Tuesday, August 26, 2008

Feeling Confined Lately?

Some processes eat away our rights, yet we can't see them in action. We feel the pinch, but accounting for our diminished rights and happiness is elusive to most.

I was reading today about the system of Enclosure, which existed in England and Wales between the 12th to the 19th centuries. Lands, whether in common hands or private lords' hands were held in common for the use of anyone who cared to farm them. During the Tudor period especially, lords discovered they could make more from the lands by grazing sheep there. Arable lands were now pasture lands.



The Inclosure Acts of the 18th and 19th centuries took common lands out of public hands by escheat whether they were solely from common trust or were already privately owned and used by commoners. This system reached its zenith between 1760 and 1832. Middlemarch deals with land enclosures in service of another animal, the "iron pig" of the railroad.



Marxist scholars assert the act of enclosing space extended private yeomanship and created a landless laboring class who were forced to seek work in the new industries. Those were sheparding and shearing, and, from 1780 to the 1820's, factory work.

I see a new form of enclosure happening in industrial nations. It is the kind that sneaks up on us and is so insidious that we may not see it. It is a kind of virtual enclosure for the virtual age.

There is, to start, a physical delimiting of actual space. There are fewer public places where we can speak our minds. The ancient Greeks had the agora. We really have few spaces for citizens where we can speak our minds freely at any time. You need permits for protest marches. There are few Speaker Corners (London's Hyde Park). Colleges, libraries, and meeting halls are about all we have.

If we speak our minds and displease the owners of private property, they claim the power of private property. Owners can "trespass" you (notice how trespass became a verb about 2002). You can be trespassed lately for being rude to the desk staff or for complaining about policies. This is a way of shrinking individual rights and tightening the gag on freedom of speech.

You can even be trespassed for sleeping in the public library. And have you noticed that public libraries are letting the private sector creep in? There are cafes and restaurants in libraries now. The fees on copying have risen. I was also told I would have to buy a copy card for $1, which I could keep. The librarian said, "you get three free copies. Copies are 15 cents." That begs the question: what happens to the other 55 cents? The manager told me it goes for upkeep. Shouldn't we just pay for the copies? This is a public institution bilking the public for revenue just as a private company would.

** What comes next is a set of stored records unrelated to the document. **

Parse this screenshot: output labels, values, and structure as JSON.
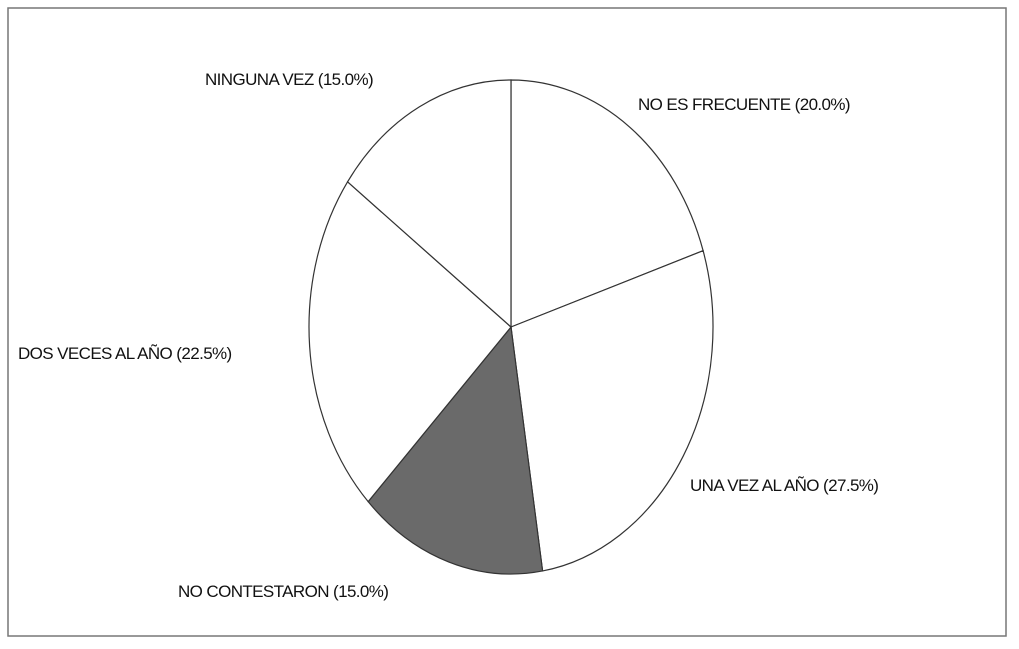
{
  "chart_data": {
    "type": "pie",
    "categories": [
      "NO ES FRECUENTE",
      "UNA VEZ AL AÑO",
      "NO CONTESTARON",
      "DOS VECES AL AÑO",
      "NINGUNA VEZ"
    ],
    "values": [
      20,
      27.5,
      15,
      22.5,
      15
    ],
    "value_labels": [
      "(20.0%)",
      "(27.5%)",
      "(15.0%)",
      "(22.5%)",
      "(15.0%)"
    ],
    "colors": [
      "#ffffff",
      "#ffffff",
      "#6a6a6a",
      "#ffffff",
      "#ffffff"
    ]
  }
}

A man I know suggested the city of Boston keep out the "troublemakers" by closing off the pedestrian thoroughfare section of Washington Street and covering it with a glazed arcade, such as the Galeria Emmanuelle in Milan. Maybe we should turn Boston Common into a private park, Sir, and have Verizon sponsor it.

Have you noticed that stadiums are now sponsored by companies? There's the Verizon Wireless Arena, the Tweeter Center, Gilette Stadium. This nomenclature tells the public that companies own more and more of our world.

All those security cameras create another enclosure of space and restriction of our freedoms. Surveillance keeps us in line. We don't have the same sense of freedom of expression or mobility.


Most of us have to work harder and longer to keep up with bills. We are getting shut out of our money, property, and leisure time while the billionaires and hudreds-millionaires, the new lords, are expanding their "estates."

It is not all virtual reductions. Lords are now finding ways to reduce the property and spaces of the common people. Fannie Mae and Freddie Mac are the lords of real estate. Instead of common land enclosure, we have mortgage forclosure.

What scares me even more than those developments is the true virtuality of land-grabbing. Information, which should be free and accessible to all is now restricted in ways. For about four years after the terror of 9/11 American news networks broadcast very few stories criticizing the Bush Administration, especially over the Iraq War.

Consider that the Web was, before 2000, the equivalent of the card catalog at the library, wherein most of it was text and images related to subjects. Starting in 2000 the advertisers caught on and, since then, it is a forum for ads. No matter what subject you tap in, you are bound to get an ad that may have nothing to do with the subject. In this way the Net is eroding free thought (as long as we comply). We have to use it as the expansive tool it is.

Let's be wary of how space, whether real or virtual, is shrinking at the hands of the lords of industry. We have more to lose than vegetables.